News – Non arrivano buone notizie dal report Istat sui livelli di istruzione (anno 2020) nel nostro Paese. Non solo il dato sui laureati, ancora troppo pochi: a preoccupare sono soprattutto i numeri sull’abbandono scolastico, si tratta di oltre mezzo milione di giovani. Nello specifico, in Italia, solo il 20,1 per cento della popolazione di età 25-64 anni ha una laurea contro il 32,8 per cento nell’Ue. Non va meglio per i diplomati che, in Italia, sono il 62,9 per cento (+0,7 rispetto al 2019) contro il 79 per cento nell’Ue. Insomma, un valore inferiore rispetto a quello medio europeo. Le quote di laureati sono più alte al Nord (21,3 per cento) e al Centro (24,2) rispetto al Mezzogiorno dove le percentuali scendono al 16,2. Il 13,1 per cento di 18-24enni ha abbandonato precocemente il sistema di istruzione e formazione.
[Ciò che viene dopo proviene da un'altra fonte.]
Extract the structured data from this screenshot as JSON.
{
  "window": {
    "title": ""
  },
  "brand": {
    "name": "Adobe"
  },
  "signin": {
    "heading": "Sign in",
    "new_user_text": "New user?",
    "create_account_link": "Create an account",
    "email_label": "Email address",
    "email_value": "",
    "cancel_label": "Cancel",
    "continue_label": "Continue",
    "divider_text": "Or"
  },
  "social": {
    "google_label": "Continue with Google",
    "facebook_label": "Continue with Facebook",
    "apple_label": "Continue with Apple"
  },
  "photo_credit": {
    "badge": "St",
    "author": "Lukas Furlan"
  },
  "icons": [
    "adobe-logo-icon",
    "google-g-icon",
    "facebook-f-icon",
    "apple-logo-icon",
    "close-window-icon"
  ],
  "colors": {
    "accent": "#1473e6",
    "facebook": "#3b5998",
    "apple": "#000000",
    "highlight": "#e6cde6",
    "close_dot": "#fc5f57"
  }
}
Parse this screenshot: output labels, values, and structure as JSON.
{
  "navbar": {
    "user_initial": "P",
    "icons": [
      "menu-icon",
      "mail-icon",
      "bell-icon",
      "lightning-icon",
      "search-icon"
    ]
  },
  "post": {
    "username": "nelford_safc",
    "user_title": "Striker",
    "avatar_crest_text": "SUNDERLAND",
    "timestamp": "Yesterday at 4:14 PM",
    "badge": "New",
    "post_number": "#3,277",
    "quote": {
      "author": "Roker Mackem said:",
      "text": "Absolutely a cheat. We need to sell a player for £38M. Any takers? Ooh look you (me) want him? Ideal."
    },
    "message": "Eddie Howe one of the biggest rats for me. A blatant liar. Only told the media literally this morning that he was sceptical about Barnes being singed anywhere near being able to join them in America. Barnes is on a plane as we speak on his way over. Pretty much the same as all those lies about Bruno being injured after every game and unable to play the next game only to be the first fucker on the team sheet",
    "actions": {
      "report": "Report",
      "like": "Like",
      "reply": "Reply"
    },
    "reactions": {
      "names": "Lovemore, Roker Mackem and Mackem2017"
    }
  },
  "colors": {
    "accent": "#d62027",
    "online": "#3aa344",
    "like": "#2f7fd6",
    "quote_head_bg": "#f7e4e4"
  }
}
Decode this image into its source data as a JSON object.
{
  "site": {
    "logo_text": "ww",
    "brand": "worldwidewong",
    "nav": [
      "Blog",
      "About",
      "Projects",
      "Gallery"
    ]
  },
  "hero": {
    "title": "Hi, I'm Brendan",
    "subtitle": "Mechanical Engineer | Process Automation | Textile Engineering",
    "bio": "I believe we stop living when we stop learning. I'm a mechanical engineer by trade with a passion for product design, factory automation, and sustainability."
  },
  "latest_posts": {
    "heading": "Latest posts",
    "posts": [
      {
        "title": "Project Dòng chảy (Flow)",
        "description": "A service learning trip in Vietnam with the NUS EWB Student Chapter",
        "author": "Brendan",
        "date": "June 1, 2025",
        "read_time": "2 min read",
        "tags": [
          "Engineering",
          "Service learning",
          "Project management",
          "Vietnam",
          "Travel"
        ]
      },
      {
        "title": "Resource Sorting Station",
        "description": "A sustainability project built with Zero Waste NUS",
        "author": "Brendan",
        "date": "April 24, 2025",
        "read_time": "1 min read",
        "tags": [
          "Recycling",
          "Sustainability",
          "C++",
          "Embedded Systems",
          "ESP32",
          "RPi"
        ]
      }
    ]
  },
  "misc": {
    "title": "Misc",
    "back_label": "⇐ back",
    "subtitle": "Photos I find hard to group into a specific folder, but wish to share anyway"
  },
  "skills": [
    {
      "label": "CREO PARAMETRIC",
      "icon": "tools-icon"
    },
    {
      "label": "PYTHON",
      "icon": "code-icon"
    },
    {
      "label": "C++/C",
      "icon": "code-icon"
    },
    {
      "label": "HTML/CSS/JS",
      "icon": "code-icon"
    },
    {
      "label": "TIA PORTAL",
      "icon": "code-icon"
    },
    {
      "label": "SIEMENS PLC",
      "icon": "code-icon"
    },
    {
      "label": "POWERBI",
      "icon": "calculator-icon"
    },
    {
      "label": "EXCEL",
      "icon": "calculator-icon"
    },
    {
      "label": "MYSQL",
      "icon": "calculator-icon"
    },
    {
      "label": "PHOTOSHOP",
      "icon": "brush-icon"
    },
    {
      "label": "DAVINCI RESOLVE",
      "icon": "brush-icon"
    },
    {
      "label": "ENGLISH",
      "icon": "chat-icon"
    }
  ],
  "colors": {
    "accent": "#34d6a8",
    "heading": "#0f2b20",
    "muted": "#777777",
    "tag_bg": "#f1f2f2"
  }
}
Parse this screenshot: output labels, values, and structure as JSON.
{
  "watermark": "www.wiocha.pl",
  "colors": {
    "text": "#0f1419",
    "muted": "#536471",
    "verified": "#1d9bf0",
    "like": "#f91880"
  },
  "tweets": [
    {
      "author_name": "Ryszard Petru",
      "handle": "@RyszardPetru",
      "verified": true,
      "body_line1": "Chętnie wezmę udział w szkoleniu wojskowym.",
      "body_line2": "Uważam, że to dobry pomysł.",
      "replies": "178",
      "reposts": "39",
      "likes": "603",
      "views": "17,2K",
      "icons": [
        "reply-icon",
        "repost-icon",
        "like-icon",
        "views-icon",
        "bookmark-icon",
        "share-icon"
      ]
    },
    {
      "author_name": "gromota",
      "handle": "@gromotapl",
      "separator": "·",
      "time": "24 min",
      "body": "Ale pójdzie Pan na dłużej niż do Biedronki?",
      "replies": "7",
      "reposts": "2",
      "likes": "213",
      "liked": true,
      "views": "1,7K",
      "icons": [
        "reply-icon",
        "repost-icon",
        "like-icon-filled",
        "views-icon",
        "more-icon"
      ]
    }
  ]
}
Nel 2020 la quota di giovani che ha lasciato gli studi prima del tempo è pari al 13,1 per cento per un totale di 543 mila giovani, in leggero calo rispetto all’anno precedente. L’abbandono scolastico caratterizza i ragazzi (15,6 per cento) più delle ragazze (10,4 per cento), meno al Nord e centro (con 11 e 11,5 per cento), più al Sud con il 16,3. Tra i giovani con cittadinanza non italiana, il tasso di abbandono precoce degli studi è più di tre volte superiore rispetto a quello degli italiani: 35,4 contro l’11.
Ancora poche laureate nelle materie Stem
Il 24,9 per cento dei laureati tra i 25 e i 34 anni ha una laurea nelle aree disciplinari scientifiche e tecnologiche. Il divario di genere è importante: la quota sale al 36,8 per cento tra gli uomini – oltre un laureato su tre – e scende al 16 tra le donne. Dunque, una laureata su sei. Ancora una volta la condizione socio-economica della famiglia di origine influenza l’abbandono scolastico. Chi lascia gli studi viene soprattutto da genitori che hanno al massimo la licenza media o esercitano una professione non qualificata o non lavorano. Il dato 2020, infine, conferma come la crescita della popolazione laureata in Italia sia più lenta rispetto a quella degli altri Paesi dell’Unione: l’incremento è di soli 0,5 punti nell’ultimo anno, meno della metà della media Ue che è all’1,2.